A bigger-than-expected rise in U.S. workers filing new claims for jobless aid last week underscored how fragile the labor market remains even as a measure of economic prospects hit a two-year high last month.
Initial claims for state jobless insurance increased 11,000 to 531,000 last week, the Labor Department said on Thursday, after falling for two consecutive weeks. Financial markets had expected new claims to be 515,000.
Separately, the Conference Board said its index of leading economic indicators rose 1.0 percent to 103.5, the highest since October 2007, but optimism over the robust increase was tempered by a report showing that home prices fell 0.3 percent in August.
The data confirm an overall picture of a gradual economic improvement, but we are not seeing it in the commercial real estate and jobs markets, said Larry Milstein, head of government and agency trading at R.W. Pressprich & Co in New York.
Investors on Wall Street brushed aside the mixed economic data, focusing instead on solid quarterly earnings reports, including from the world's largest hamburger chain, McDonald's Corp
The blue chip Dow Jones industrial average <.DJI> ended up 131.95 points, or 1.33 percent at 10,081.31 <.N>. U.S. government bond prices fell as the Treasury announced a record $123 billion worth of note sales next week.
While data and earnings reports from some companies strongly indicate the economy started growing again in the July-September period after four quarters of decline, persistently high unemployment has raised questions about the recovery's durability.
White House economic adviser Lawrence Summers told Reuters in an interview on Wednesday the economy was set for a recovery but cautioned that the pace of growth might be moderate and the job market would not revive immediately.
SIGNS OF HEALING
Analysts reckon the Federal Reserve, which is holding U.S. overnight interest rates near zero, will want to see labor markets beginning to heal before it withdraws its massive aid to the economy.

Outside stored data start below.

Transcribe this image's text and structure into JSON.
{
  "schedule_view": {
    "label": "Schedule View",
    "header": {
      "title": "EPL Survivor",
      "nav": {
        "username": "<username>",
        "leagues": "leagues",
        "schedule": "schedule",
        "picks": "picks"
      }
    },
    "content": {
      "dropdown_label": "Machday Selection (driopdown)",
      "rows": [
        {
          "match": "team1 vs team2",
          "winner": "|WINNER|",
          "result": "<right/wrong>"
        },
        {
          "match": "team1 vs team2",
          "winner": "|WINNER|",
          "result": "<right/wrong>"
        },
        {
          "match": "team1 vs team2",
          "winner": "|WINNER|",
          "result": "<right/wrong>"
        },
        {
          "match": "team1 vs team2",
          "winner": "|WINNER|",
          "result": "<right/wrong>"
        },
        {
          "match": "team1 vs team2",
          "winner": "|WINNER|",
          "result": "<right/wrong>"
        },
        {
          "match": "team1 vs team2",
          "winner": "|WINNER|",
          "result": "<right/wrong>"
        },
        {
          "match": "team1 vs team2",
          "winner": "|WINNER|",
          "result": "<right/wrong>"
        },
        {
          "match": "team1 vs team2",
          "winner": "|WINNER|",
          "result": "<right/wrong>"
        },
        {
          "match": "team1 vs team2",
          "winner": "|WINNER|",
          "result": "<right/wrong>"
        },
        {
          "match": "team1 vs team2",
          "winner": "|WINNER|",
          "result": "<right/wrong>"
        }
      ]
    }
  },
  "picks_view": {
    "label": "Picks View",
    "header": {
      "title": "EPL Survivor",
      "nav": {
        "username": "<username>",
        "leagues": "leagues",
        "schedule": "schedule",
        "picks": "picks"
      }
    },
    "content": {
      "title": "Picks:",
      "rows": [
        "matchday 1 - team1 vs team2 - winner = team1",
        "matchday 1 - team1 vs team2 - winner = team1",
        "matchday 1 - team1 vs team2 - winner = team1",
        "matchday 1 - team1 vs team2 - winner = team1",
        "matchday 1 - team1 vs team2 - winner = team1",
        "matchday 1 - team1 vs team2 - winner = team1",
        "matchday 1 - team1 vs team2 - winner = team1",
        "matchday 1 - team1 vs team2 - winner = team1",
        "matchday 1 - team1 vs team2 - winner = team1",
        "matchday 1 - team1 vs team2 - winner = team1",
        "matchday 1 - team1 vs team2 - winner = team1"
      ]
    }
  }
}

Boston Federal Reserve Bank President Eric Rosengren said on Thursday that the economy would grow reasonably in the second half of this year but added that the Fed needed to see more progress before taking some of its economic support away.
Separately, Federal Reserve Bank of Chicago President Charles Evans said the economy should grow about 3.0 percent over the next 18 months, but cautioned that unemployment posed a big challenge.
The U.S. unemployment rate rose to a 26-year high of 9.8 percent in September and is seen rising above 10 percent 2010.
Jobless claims last week were probably influenced by the October 12 Columbus Day holiday, which could have resulted in some laid off workers not filing their claims during that holiday week. Analysts say weekly jobless claims have to fall to 400,000 for payrolls show growth.
For a related graphic see: http://graphics.thomsonreuters.com/109/US_JOBLES1009.gif
Still, the pace of job losses has moderated considerably from early this year. The four-week moving average for new jobless claims fell by 750 to 532,250 last week, the lowest level since mid-January, the Labor Department said.
It was the seventh straight week of decline in the four-week average, which is considered a better gauge of underlying trends.
Among other encouraging signs, the number of people collecting long-term unemployment benefits in the week ended October 10 dropped to the lowest since March. This measure has trended lower for five straight weeks.
Analysts view this steady decline as a sign unemployment might be close to peaking but it could also reflect the fact that many jobless workers have exhausted their benefits.
The number of people receiving government-funded emergency unemployment aid rose to 3.39 million in the week ended October 3 from 3.35 million previously, the department said.
Even as we anticipate that the economy likely grew in the third quarter, the excess slack in the system and employers' hesitance to ramp up hiring appear likely to weigh on the labor markets for some time, said Jim Baird, chief strategist at Plante Moran Financial Advisors in Kalamazoo, Michigan.
The insured unemployment rate, which measures the percentage of the insured labor force that is jobless, edged down to 4.5 percent in the week ended October 10 from 4.6 percent the prior week, the department said.
Another hopeful sign was provided by a Labor Department report that showed the number of mass layoffs, defined as job cuts involving at least 50 people from a single employer, fell by 129 to 2,561 last month.